I am new to regex and I am trying to write one (Python flavour) that would allow me to split at every punctuation mark or whitespace, except for the single hyphen (e.g. 9-5, Mon-Fri would not be split) . However, the text that I want to process sometimes contains a sequence of hyphens like -------------, used for separating paragraphs or thematically distinct sections of the document. Therefore, I want a solution that splits on one or more occurrences of every punctuation mark except the hyphen, and that splits on a combination of 2 or more hyphens.
I have tried with the following code:
re.split(r"[-{2,}\.,:\s]", mystring)
but the -{2,} part gets interpreted literally. I have also tried to incorporate it into a group, but again, the parentheses are interpreted literally.
I am aware that I could write a first regex to replace multiple hyphens with the null character, and a second regex that looks at all other whitespace and punctuation marks; however, I am wondering if there is a way to do it in a single step.

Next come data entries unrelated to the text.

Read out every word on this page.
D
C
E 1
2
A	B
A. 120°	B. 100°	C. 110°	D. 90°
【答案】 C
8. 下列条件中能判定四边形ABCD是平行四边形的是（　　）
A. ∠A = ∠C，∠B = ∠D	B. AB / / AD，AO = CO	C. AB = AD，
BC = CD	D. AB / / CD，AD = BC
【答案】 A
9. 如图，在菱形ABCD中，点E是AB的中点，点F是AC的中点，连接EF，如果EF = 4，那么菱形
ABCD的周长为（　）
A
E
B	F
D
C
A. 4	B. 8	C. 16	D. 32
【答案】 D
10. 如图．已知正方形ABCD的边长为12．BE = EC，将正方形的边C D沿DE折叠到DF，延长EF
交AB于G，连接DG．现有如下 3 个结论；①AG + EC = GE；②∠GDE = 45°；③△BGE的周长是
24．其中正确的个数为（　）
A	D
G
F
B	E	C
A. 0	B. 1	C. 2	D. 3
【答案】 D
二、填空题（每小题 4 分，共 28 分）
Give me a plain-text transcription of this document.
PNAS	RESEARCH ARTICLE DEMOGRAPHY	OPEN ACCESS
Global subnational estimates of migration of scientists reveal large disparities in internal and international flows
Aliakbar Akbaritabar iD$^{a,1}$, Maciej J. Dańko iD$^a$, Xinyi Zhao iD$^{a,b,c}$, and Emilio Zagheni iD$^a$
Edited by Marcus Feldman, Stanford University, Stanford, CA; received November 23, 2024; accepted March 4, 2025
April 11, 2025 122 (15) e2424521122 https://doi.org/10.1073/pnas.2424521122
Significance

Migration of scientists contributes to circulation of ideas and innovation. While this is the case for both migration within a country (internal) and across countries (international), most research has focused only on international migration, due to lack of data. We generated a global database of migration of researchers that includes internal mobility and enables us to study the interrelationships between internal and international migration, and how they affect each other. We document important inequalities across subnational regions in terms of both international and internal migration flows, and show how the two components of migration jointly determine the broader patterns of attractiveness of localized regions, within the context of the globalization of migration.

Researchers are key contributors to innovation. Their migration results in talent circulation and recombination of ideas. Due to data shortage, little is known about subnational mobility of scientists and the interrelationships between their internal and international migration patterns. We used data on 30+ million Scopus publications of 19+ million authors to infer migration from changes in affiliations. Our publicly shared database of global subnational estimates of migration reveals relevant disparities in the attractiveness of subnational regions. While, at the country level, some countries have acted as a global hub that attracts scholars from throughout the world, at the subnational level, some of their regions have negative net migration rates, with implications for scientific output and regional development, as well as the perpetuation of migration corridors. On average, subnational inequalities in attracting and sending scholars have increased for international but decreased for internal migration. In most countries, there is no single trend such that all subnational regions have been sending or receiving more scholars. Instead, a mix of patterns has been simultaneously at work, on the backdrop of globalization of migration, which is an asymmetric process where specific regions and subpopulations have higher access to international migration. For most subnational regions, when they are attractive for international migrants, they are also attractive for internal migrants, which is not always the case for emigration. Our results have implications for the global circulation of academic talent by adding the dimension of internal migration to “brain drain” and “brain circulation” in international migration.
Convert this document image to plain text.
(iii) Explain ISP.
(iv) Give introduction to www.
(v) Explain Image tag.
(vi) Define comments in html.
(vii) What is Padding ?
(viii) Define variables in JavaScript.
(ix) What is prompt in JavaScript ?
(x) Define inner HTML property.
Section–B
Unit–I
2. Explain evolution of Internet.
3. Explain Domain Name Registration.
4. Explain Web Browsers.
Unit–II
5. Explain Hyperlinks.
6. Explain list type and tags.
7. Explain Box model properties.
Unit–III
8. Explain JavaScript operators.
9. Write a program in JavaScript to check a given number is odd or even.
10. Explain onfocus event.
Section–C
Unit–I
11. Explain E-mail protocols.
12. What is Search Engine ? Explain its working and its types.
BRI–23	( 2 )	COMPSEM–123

CodePudding user response:
Most things inside of a character class [...] is a literal EXCEPT a hyphen in certain contexts and backslash (and / in some regex flavors...). So [-{2,}\.,:\s] is matching all literal characters except for \s. There are other character class operators referenced HERE such as ^ but most regex metacharacters no longer work inside a character class.
I think you might be looking for alteration:
[,.\/]|-{2,}
^ add whatever punctuation you want to split on
(In Python, without the notion of opening a regex, you can use / inside a character class without escaping it: [,./]|-{2,})